On 3/20/25 10:48 AM, Matthieu Baerts (NGI0) wrote:
From: Geliang Tang <tanggeli...@kylinos.cn>It's necessary to traverse all subflows on the conn_list of an MPTCP socket and then call kfunc to modify the fields of each subflow. In kernel space, mptcp_for_each_subflow() helper is used for this: mptcp_for_each_subflow(msk, subflow) kfunc(subflow); But in the MPTCP BPF program, this has not yet been implemented. As Martin suggested recently, this conn_list walking + modify-by-kfunc usage fits the bpf_iter use case. So this patch adds a new bpf_iter type named "mptcp_subflow" to do this and implements its helpers bpf_iter_mptcp_subflow_new()/_next()/ _destroy(). And register these bpf_iter mptcp_subflow into mptcp common kfunc set. Then bpf_for_each() for mptcp_subflow can be used in BPF program like this: bpf_for_each(mptcp_subflow, subflow, msk) kfunc(subflow); Suggested-by: Martin KaFai Lau <martin....@kernel.org> Signed-off-by: Geliang Tang <tanggeli...@kylinos.cn> Reviewed-by: Mat Martineau <martin...@kernel.org> Signed-off-by: Matthieu Baerts (NGI0) <matt...@kernel.org> --- Notes: - v2: - Add BUILD_BUG_ON() checks, similar to the ones done with other bpf_iter_(...) helpers. - Replace msk_owned_by_me() by sock_owned_by_user_nocheck() and !spin_is_locked() (Martin). - v3: - Switch parameter from 'struct mptcp_sock' to 'struct sock' (Martin) - Remove unneeded !msk check (Martin) - Remove locks checks, add msk_owned_by_me for lockdep (Martin) - The following note and 2 questions have been added below. This new bpf_iter will be used by our future BPF packet schedulers and path managers.
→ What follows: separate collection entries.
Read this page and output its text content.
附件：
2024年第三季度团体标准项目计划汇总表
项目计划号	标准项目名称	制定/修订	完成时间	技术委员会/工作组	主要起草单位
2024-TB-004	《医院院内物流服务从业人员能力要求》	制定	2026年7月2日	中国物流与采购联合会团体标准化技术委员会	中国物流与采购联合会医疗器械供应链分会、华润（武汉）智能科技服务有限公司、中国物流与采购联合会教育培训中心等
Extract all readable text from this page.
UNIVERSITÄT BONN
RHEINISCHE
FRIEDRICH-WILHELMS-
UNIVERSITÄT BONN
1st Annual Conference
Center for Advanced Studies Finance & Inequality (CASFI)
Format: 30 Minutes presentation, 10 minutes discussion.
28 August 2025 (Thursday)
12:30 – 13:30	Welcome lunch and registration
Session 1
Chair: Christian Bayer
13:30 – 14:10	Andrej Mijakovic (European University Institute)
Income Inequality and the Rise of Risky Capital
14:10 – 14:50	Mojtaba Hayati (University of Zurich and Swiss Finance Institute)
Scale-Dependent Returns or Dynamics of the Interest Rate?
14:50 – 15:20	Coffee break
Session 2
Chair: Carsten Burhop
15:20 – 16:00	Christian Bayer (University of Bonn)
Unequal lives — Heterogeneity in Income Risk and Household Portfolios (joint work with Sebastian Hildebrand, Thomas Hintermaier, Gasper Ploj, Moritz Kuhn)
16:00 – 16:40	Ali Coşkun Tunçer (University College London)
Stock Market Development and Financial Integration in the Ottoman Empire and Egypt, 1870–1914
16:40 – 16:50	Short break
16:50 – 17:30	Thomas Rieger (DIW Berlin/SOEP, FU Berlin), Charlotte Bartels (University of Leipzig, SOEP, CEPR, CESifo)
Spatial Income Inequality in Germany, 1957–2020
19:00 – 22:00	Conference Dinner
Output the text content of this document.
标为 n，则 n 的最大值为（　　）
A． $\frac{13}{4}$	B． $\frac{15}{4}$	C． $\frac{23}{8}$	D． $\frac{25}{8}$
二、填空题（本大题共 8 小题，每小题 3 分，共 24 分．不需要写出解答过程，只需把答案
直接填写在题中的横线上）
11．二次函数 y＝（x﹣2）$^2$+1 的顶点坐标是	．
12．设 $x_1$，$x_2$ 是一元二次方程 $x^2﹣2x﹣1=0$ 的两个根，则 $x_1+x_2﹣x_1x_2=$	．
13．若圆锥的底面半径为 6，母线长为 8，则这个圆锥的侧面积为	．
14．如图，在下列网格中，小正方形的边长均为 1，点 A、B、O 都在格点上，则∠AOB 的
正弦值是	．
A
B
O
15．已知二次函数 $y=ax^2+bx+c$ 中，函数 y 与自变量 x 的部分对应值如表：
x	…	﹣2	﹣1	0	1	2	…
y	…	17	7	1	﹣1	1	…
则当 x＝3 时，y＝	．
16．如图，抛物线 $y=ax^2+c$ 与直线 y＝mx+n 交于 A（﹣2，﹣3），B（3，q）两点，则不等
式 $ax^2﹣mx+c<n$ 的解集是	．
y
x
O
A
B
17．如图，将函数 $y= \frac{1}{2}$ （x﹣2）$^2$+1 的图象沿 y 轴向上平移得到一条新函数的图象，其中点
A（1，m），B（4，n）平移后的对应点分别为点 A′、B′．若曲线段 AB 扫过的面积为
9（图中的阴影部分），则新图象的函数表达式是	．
To see how we are going to use them, please check our export branch [1], especially these two commits: - "bpf: Add mptcp packet scheduler struct_ops": introduce a new struct_ops. - "selftests/bpf: Add bpf_burst scheduler & test": new test showing how the new struct_ops and bpf_iter are being used. [1] https://github.com/multipath-tcp/mptcp_net-next/commits/export @BPF maintainers: we would like to allow this new mptcp_subflow bpf_iter to be used with struct_ops, but only with the two new ones we are going to introduce that are specific to MPTCP, and with not others struct_ops (TCP CC, sched_ext, etc.). We are not sure how to do that. By chance, do you have examples or doc you could point to us to have this restriction in place, please?
The bpf_qdisc.c has done that. Take a look at the "bpf_qdisc_kfunc_filter()". It is in net-next and bpf-next/net.
Also, for one of the two future MPTCP struct_ops, not all callbacks should be allowed to use this new bpf_iter, because they are called from different contexts. How can we ensure such callbacks from a struct_ops cannot call mptcp_subflow bpf_iter without adding new dedicated checks looking if some locks are held for all callbacks? We understood that they wanted to have something similar with sched_ext, but we are not sure if this code is ready nor if it is going to be accepted.
Same. Take a look at "bpf_qdisc_kfunc_filter()".